At a time of intense partisan polarization, bashing China is one issue on which both parties can’t get enough. Republicans sense that China’s rise — and the supposed American decline that accompanies it — serves as a useful political weapon against President Joe Biden.
“The second thing that’s happening, and that’s more concerning for me,” Michael Brenes, Non-Resident Fellow at the Quincy Institute, told Responsible Statecraft, “is that the Biden administration is pursuing a policy where it believes the China threat can be served to revive or renew American democracy and American foreign policy, in a post war on terror era.” Meaning, he added, that everything from domestic renewal to industrial policy to foreign policymaking is being justified on that basis.
As a result, heads of various government agencies have made cases for increasing their budgets based on the need to combat the China threat. Testifying in front of the House Appropriations Committee in late April, FBI Director Christopher Wray said that bureau agents were outnumbered “at least 50 to 1” by Chinese hackers looking to attack critical US infrastructure.
“You can take China. A key part of the Chinese government’s multi-pronged strategy to lie, to cheat and to steal their way to surpassing us as the global superpower in cyber,” Wray said, using that zero-sum scenario as a primary reason for enhancing the bureau’s resources.
Elsewhere, Secretary of State Antony Blinken asked for an 18 percent increase in funding for the Indo-Pacific, asserting that the additional money would be used to pay for “proposals for new innovative investments to out-compete China — including by enhancing our presence in the region, and ensuring that we and our fellow democracies have to offer, including maritime security, disease surveillance, clean energy infrastructure, digital technology, is more attractive than any alternative.”
The Pentagon has repeatedly used competition with Beijing as the reasoning behind growing defense budgets. The title of the latest ask, which would increase DoD’s annual funding to a whopping $842 billion, actually reads: “Competition With China Drives FY 2024 Budget Request.”
The risks posed by this heightened preoccupation – nay obsession – with China are clear. Even members of the Biden administration, like the president’s top China advisor, Kurt Campbell, appear to have been — at one time — aware of the dangers. In his 2016 book, The Pivot, on the future of US policy towards Asia, Campbell wrote “An unsuccessful approach might well lead to a new arms race with China, regional conflict, strategic competition, a breakdown of global governance, and even war.”
And yet, since coming to office, the administration has maintained its predecessor’s policies on China, while rationalizing many of its policy achievements by arguing that it will help Washington compete with Beijing.
Even if a hot war with Beijing is avoided, a zero-sum, Cold War-style lens to competition runs the risk of warping Washington’s foreign policy. “The instinct to counter every Chinese initiative, project, and provocation remains predominant, crowding out efforts to revitalize an inclusive international system that would protect US interests and values even as global power shifts and evolves,” wrote Jessica Chen Weiss, a professor of China and Asia-Pacific Studies, in Foreign Affairs.
“Where the current trajectory leads is clear: a more dangerous and less habitable world defined by an ever-present risk of confrontation and crisis, with preparation for conflict taking precedence over tackling common challenges.”

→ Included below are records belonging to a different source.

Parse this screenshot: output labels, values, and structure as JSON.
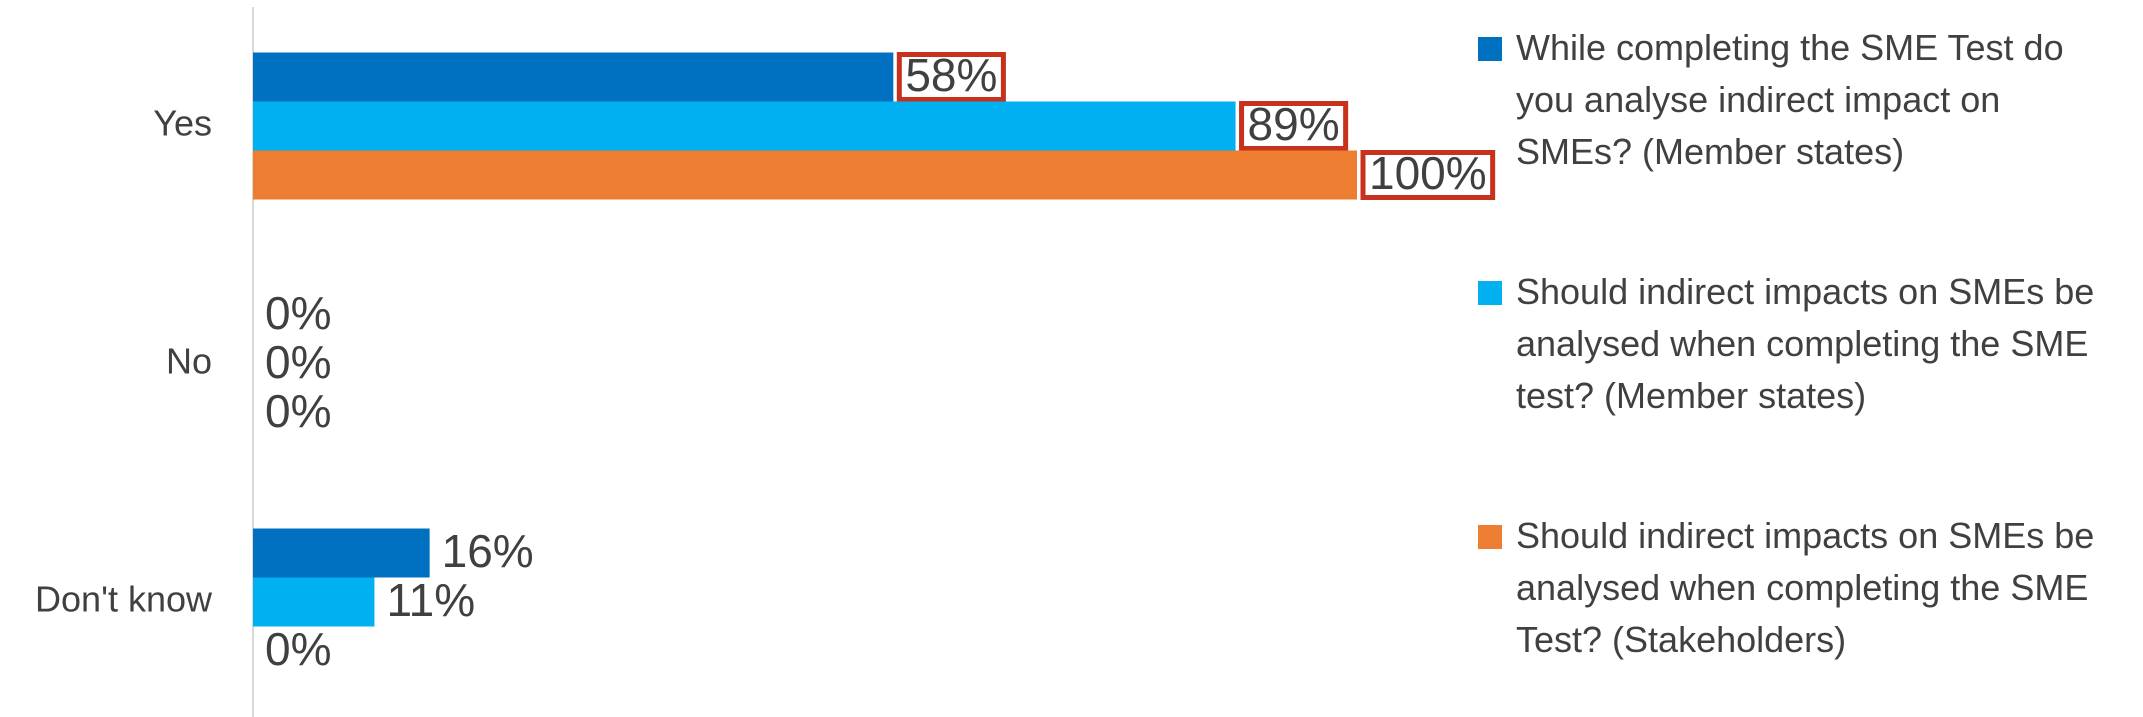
{
  "chart_data": {
    "type": "hbar",
    "categories": [
      "Yes",
      "No",
      "Don't know"
    ],
    "xlim": [
      0,
      100
    ],
    "legend": "right",
    "series": [
      {
        "name": "While completing the SME Test do you analyse indirect impact on SMEs? (Member states)",
        "color": "#0070c0",
        "values": [
          58,
          0,
          16
        ],
        "value_labels": [
          "58%",
          "0%",
          "16%"
        ]
      },
      {
        "name": "Should indirect impacts on SMEs be analysed when completing the SME test? (Member states)",
        "color": "#00b0f0",
        "values": [
          89,
          0,
          11
        ],
        "value_labels": [
          "89%",
          "0%",
          "11%"
        ]
      },
      {
        "name": "Should indirect impacts on SMEs be analysed when completing the SME Test? (Stakeholders)",
        "color": "#ed7d31",
        "values": [
          100,
          0,
          0
        ],
        "value_labels": [
          "100%",
          "0%",
          "0%"
        ]
      }
    ]
  }
}
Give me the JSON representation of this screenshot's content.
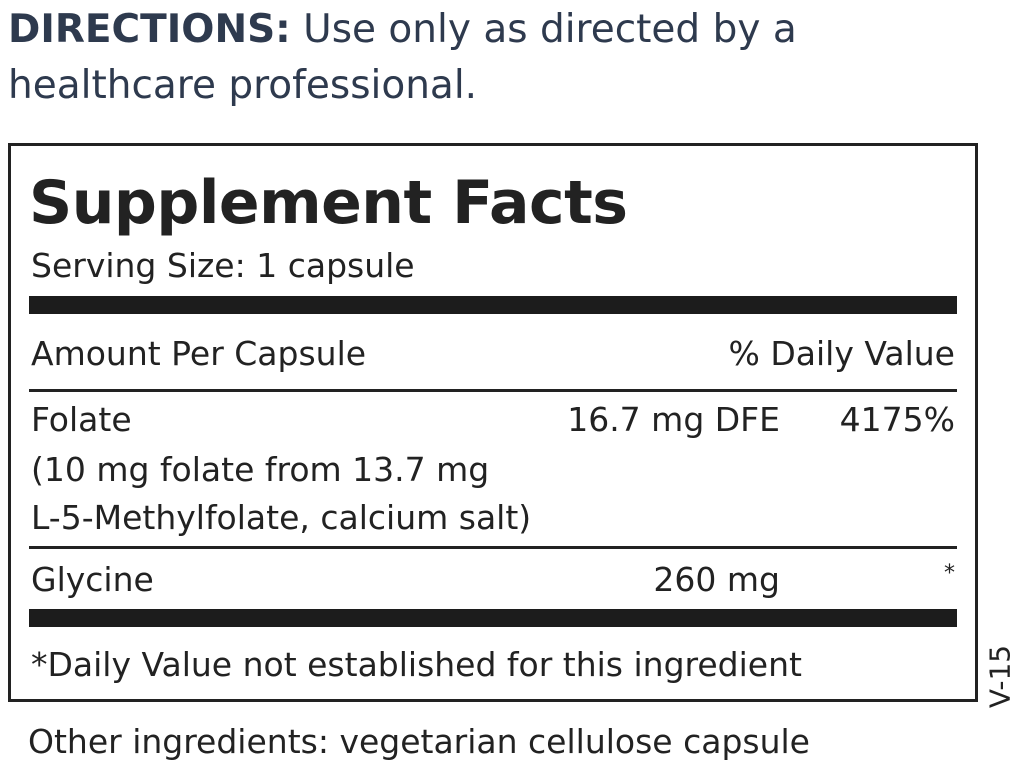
{
  "directions": {
    "label": "DIRECTIONS:",
    "text": " Use only as directed by a healthcare professional."
  },
  "facts": {
    "title": "Supplement Facts",
    "serving_size": "Serving Size: 1 capsule",
    "header_left": "Amount Per Capsule",
    "header_right": "% Daily Value",
    "ingredients": [
      {
        "name": "Folate",
        "amount": "16.7 mg DFE",
        "dv": "4175%",
        "detail_1": "(10 mg folate from 13.7 mg",
        "detail_2": "L-5-Methylfolate, calcium salt)"
      },
      {
        "name": "Glycine",
        "amount": "260 mg",
        "dv": "*"
      }
    ],
    "footnote": "*Daily Value not established for this ingredient"
  },
  "code": "V-15",
  "other_ingredients": "Other ingredients: vegetarian cellulose capsule"
}
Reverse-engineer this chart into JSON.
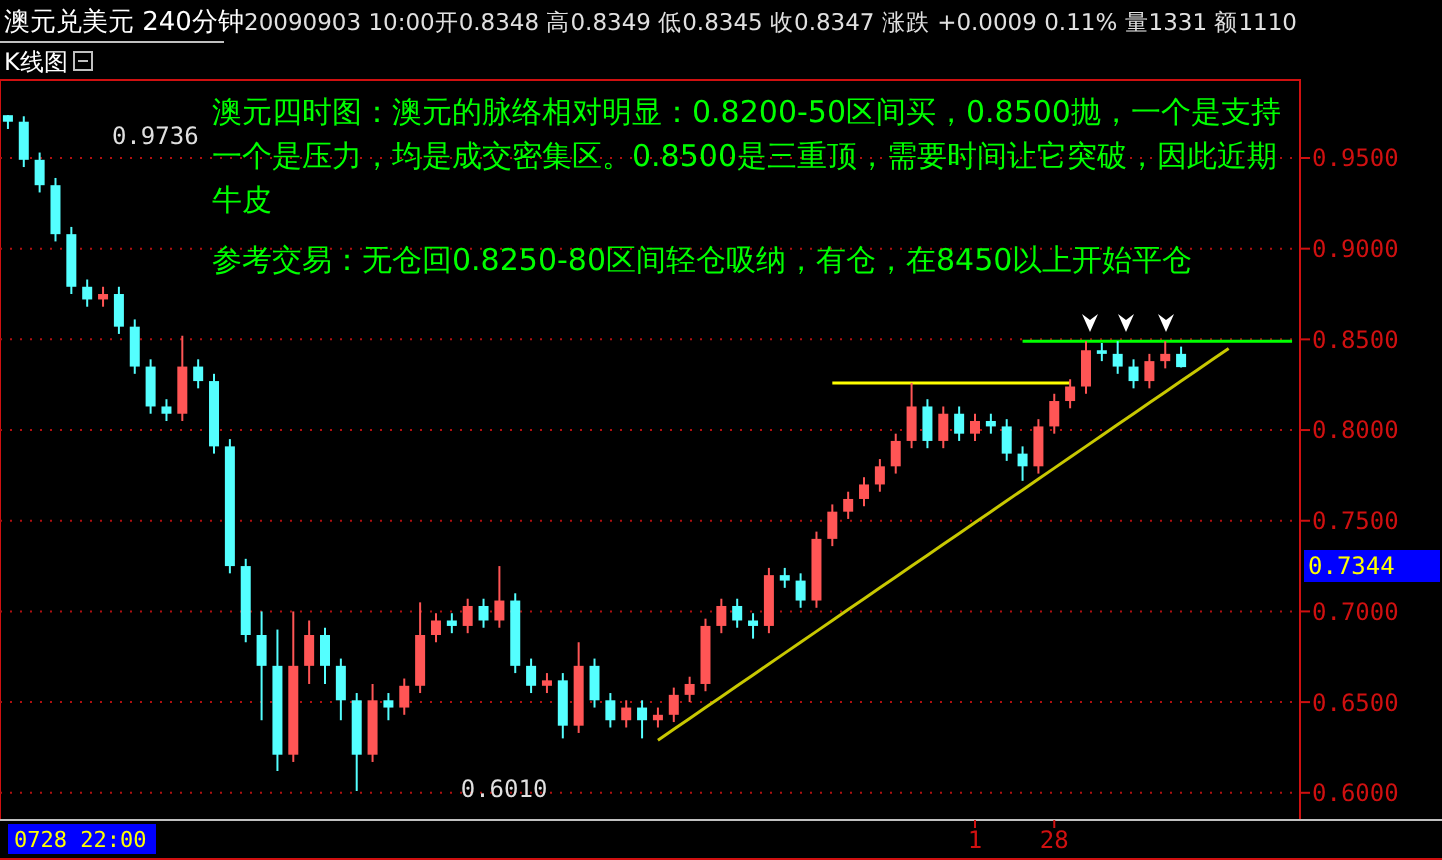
{
  "chart_data": {
    "type": "candlestick",
    "title": "澳元兑美元 240分钟",
    "subtitle": "20090903 10:00开0.8348 高0.8349 低0.8345 收0.8347 涨跌 +0.0009 0.11% 量1331 额1110",
    "categories": [
      null,
      null,
      null,
      null,
      null,
      null,
      null,
      null,
      null,
      null,
      null,
      null,
      null,
      null,
      null,
      null,
      null,
      null,
      null,
      null,
      null,
      null,
      null,
      null,
      null,
      null,
      null,
      null,
      null,
      null,
      null,
      null,
      null,
      null,
      null,
      null,
      null,
      null,
      null,
      null,
      null,
      null,
      null,
      null,
      null,
      null,
      null,
      null,
      null,
      null,
      null,
      null,
      null,
      null,
      null,
      null,
      null,
      null,
      null,
      null,
      null,
      "1",
      null,
      null,
      null,
      null,
      "28",
      null,
      null,
      null,
      null,
      null,
      null,
      null,
      null,
      null,
      null,
      null,
      null,
      null,
      null,
      null
    ],
    "ohlc": [
      [
        0.9736,
        0.9736,
        0.966,
        0.97
      ],
      [
        0.97,
        0.973,
        0.945,
        0.949
      ],
      [
        0.949,
        0.953,
        0.931,
        0.935
      ],
      [
        0.935,
        0.939,
        0.904,
        0.908
      ],
      [
        0.908,
        0.912,
        0.875,
        0.879
      ],
      [
        0.879,
        0.883,
        0.868,
        0.872
      ],
      [
        0.872,
        0.879,
        0.868,
        0.875
      ],
      [
        0.875,
        0.879,
        0.853,
        0.857
      ],
      [
        0.857,
        0.861,
        0.831,
        0.835
      ],
      [
        0.835,
        0.839,
        0.809,
        0.813
      ],
      [
        0.813,
        0.817,
        0.805,
        0.809
      ],
      [
        0.809,
        0.852,
        0.805,
        0.835
      ],
      [
        0.835,
        0.839,
        0.823,
        0.827
      ],
      [
        0.827,
        0.831,
        0.787,
        0.791
      ],
      [
        0.791,
        0.795,
        0.721,
        0.725
      ],
      [
        0.725,
        0.729,
        0.683,
        0.687
      ],
      [
        0.687,
        0.7,
        0.64,
        0.67
      ],
      [
        0.67,
        0.69,
        0.612,
        0.621
      ],
      [
        0.621,
        0.7,
        0.617,
        0.67
      ],
      [
        0.67,
        0.695,
        0.66,
        0.687
      ],
      [
        0.687,
        0.691,
        0.66,
        0.67
      ],
      [
        0.67,
        0.674,
        0.64,
        0.651
      ],
      [
        0.651,
        0.655,
        0.601,
        0.621
      ],
      [
        0.621,
        0.66,
        0.617,
        0.651
      ],
      [
        0.651,
        0.655,
        0.64,
        0.647
      ],
      [
        0.647,
        0.663,
        0.643,
        0.659
      ],
      [
        0.659,
        0.705,
        0.655,
        0.687
      ],
      [
        0.687,
        0.699,
        0.683,
        0.695
      ],
      [
        0.695,
        0.699,
        0.688,
        0.692
      ],
      [
        0.692,
        0.707,
        0.688,
        0.703
      ],
      [
        0.703,
        0.707,
        0.691,
        0.695
      ],
      [
        0.695,
        0.725,
        0.691,
        0.706
      ],
      [
        0.706,
        0.71,
        0.666,
        0.67
      ],
      [
        0.67,
        0.674,
        0.655,
        0.659
      ],
      [
        0.659,
        0.666,
        0.655,
        0.662
      ],
      [
        0.662,
        0.666,
        0.63,
        0.637
      ],
      [
        0.637,
        0.683,
        0.633,
        0.67
      ],
      [
        0.67,
        0.674,
        0.647,
        0.651
      ],
      [
        0.651,
        0.655,
        0.636,
        0.64
      ],
      [
        0.64,
        0.651,
        0.636,
        0.647
      ],
      [
        0.647,
        0.651,
        0.63,
        0.64
      ],
      [
        0.64,
        0.647,
        0.636,
        0.643
      ],
      [
        0.643,
        0.658,
        0.639,
        0.654
      ],
      [
        0.654,
        0.664,
        0.65,
        0.66
      ],
      [
        0.66,
        0.696,
        0.656,
        0.692
      ],
      [
        0.692,
        0.707,
        0.688,
        0.703
      ],
      [
        0.703,
        0.707,
        0.691,
        0.695
      ],
      [
        0.695,
        0.699,
        0.685,
        0.692
      ],
      [
        0.692,
        0.724,
        0.688,
        0.72
      ],
      [
        0.72,
        0.724,
        0.713,
        0.717
      ],
      [
        0.717,
        0.721,
        0.702,
        0.706
      ],
      [
        0.706,
        0.744,
        0.702,
        0.74
      ],
      [
        0.74,
        0.759,
        0.736,
        0.755
      ],
      [
        0.755,
        0.766,
        0.751,
        0.762
      ],
      [
        0.762,
        0.774,
        0.758,
        0.77
      ],
      [
        0.77,
        0.784,
        0.766,
        0.78
      ],
      [
        0.78,
        0.798,
        0.776,
        0.794
      ],
      [
        0.794,
        0.826,
        0.79,
        0.813
      ],
      [
        0.813,
        0.817,
        0.79,
        0.794
      ],
      [
        0.794,
        0.813,
        0.79,
        0.809
      ],
      [
        0.809,
        0.813,
        0.794,
        0.798
      ],
      [
        0.798,
        0.809,
        0.794,
        0.805
      ],
      [
        0.805,
        0.809,
        0.798,
        0.802
      ],
      [
        0.802,
        0.806,
        0.783,
        0.787
      ],
      [
        0.787,
        0.791,
        0.772,
        0.78
      ],
      [
        0.78,
        0.806,
        0.776,
        0.802
      ],
      [
        0.802,
        0.82,
        0.798,
        0.816
      ],
      [
        0.816,
        0.828,
        0.812,
        0.824
      ],
      [
        0.824,
        0.849,
        0.82,
        0.844
      ],
      [
        0.844,
        0.848,
        0.838,
        0.842
      ],
      [
        0.842,
        0.849,
        0.831,
        0.835
      ],
      [
        0.835,
        0.839,
        0.823,
        0.827
      ],
      [
        0.827,
        0.842,
        0.823,
        0.838
      ],
      [
        0.838,
        0.849,
        0.834,
        0.842
      ],
      [
        0.842,
        0.846,
        0.8345,
        0.8347
      ],
      null,
      null,
      null,
      null,
      null,
      null,
      null
    ],
    "series": [
      {
        "type": "line",
        "color": "#c8c800",
        "values": [
          null,
          null,
          null,
          null,
          null,
          null,
          null,
          null,
          null,
          null,
          null,
          null,
          null,
          null,
          null,
          null,
          null,
          null,
          null,
          null,
          null,
          null,
          null,
          null,
          null,
          null,
          null,
          null,
          null,
          null,
          null,
          null,
          null,
          null,
          null,
          null,
          null,
          null,
          null,
          null,
          null,
          0.629,
          0.635,
          0.641,
          0.647,
          0.653,
          0.659,
          0.665,
          0.671,
          0.677,
          0.683,
          0.689,
          0.695,
          0.701,
          0.707,
          0.713,
          0.719,
          0.725,
          0.731,
          0.737,
          0.743,
          0.749,
          0.755,
          0.761,
          0.767,
          0.773,
          0.779,
          0.785,
          0.791,
          0.797,
          0.803,
          0.809,
          0.815,
          0.821,
          0.827,
          0.833,
          0.839,
          0.845,
          null,
          null,
          null,
          null
        ]
      },
      {
        "type": "line",
        "color": "#ffff00",
        "values": [
          null,
          null,
          null,
          null,
          null,
          null,
          null,
          null,
          null,
          null,
          null,
          null,
          null,
          null,
          null,
          null,
          null,
          null,
          null,
          null,
          null,
          null,
          null,
          null,
          null,
          null,
          null,
          null,
          null,
          null,
          null,
          null,
          null,
          null,
          null,
          null,
          null,
          null,
          null,
          null,
          null,
          null,
          null,
          null,
          null,
          null,
          null,
          null,
          null,
          null,
          null,
          null,
          0.826,
          0.826,
          0.826,
          0.826,
          0.826,
          0.826,
          0.826,
          0.826,
          0.826,
          0.826,
          0.826,
          0.826,
          0.826,
          0.826,
          0.826,
          0.826,
          null,
          null,
          null,
          null,
          null,
          null,
          null,
          null,
          null,
          null,
          null,
          null,
          null,
          null
        ]
      },
      {
        "type": "line",
        "color": "#00ff00",
        "values": [
          null,
          null,
          null,
          null,
          null,
          null,
          null,
          null,
          null,
          null,
          null,
          null,
          null,
          null,
          null,
          null,
          null,
          null,
          null,
          null,
          null,
          null,
          null,
          null,
          null,
          null,
          null,
          null,
          null,
          null,
          null,
          null,
          null,
          null,
          null,
          null,
          null,
          null,
          null,
          null,
          null,
          null,
          null,
          null,
          null,
          null,
          null,
          null,
          null,
          null,
          null,
          null,
          null,
          null,
          null,
          null,
          null,
          null,
          null,
          null,
          null,
          null,
          null,
          null,
          0.849,
          0.849,
          0.849,
          0.849,
          0.849,
          0.849,
          0.849,
          0.849,
          0.849,
          0.849,
          0.849,
          0.849,
          0.849,
          0.849,
          0.849,
          0.849,
          0.849,
          0.849
        ]
      }
    ],
    "ylim": [
      0.585,
      0.993
    ],
    "yticks": [
      {
        "value": 0.6,
        "label": "0.6000"
      },
      {
        "value": 0.65,
        "label": "0.6500"
      },
      {
        "value": 0.7,
        "label": "0.7000"
      },
      {
        "value": 0.75,
        "label": "0.7500"
      },
      {
        "value": 0.8,
        "label": "0.8000"
      },
      {
        "value": 0.85,
        "label": "0.8500"
      },
      {
        "value": 0.9,
        "label": "0.9000"
      },
      {
        "value": 0.95,
        "label": "0.9500"
      }
    ],
    "grid": "y",
    "annotations": [
      "K线图",
      "澳元四时图：澳元的脉络相对明显：0.8200-50区间买，0.8500抛，一个是支持一个是压力，均是成交密集区。0.8500是三重顶，需要时间让它突破，因此近期牛皮",
      "参考交易：无仓回0.8250-80区间轻仓吸纳，有仓，在8450以上开始平仓",
      "0.9736",
      "0.6010",
      "0.7344",
      "0728 22:00"
    ]
  }
}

The tendency to focus everything on competition with China also makes it more difficult to cooperate on vital international issues like climate change or pandemics. But even some who may recognize these difficulties choose to embrace the frame of great power competition to advance their own policy goals.
The way in which this is being framed caters to the most hawkish members in Congress, according to Brenes. But he’s not confident that the trend will be reversed anytime soon, because targeting a common enemy is “just too convenient for politicians in the United States, particularly at the moment where we’re getting concerned about the anxiety of American power, and concerned about the future of American dominance and hegemony.”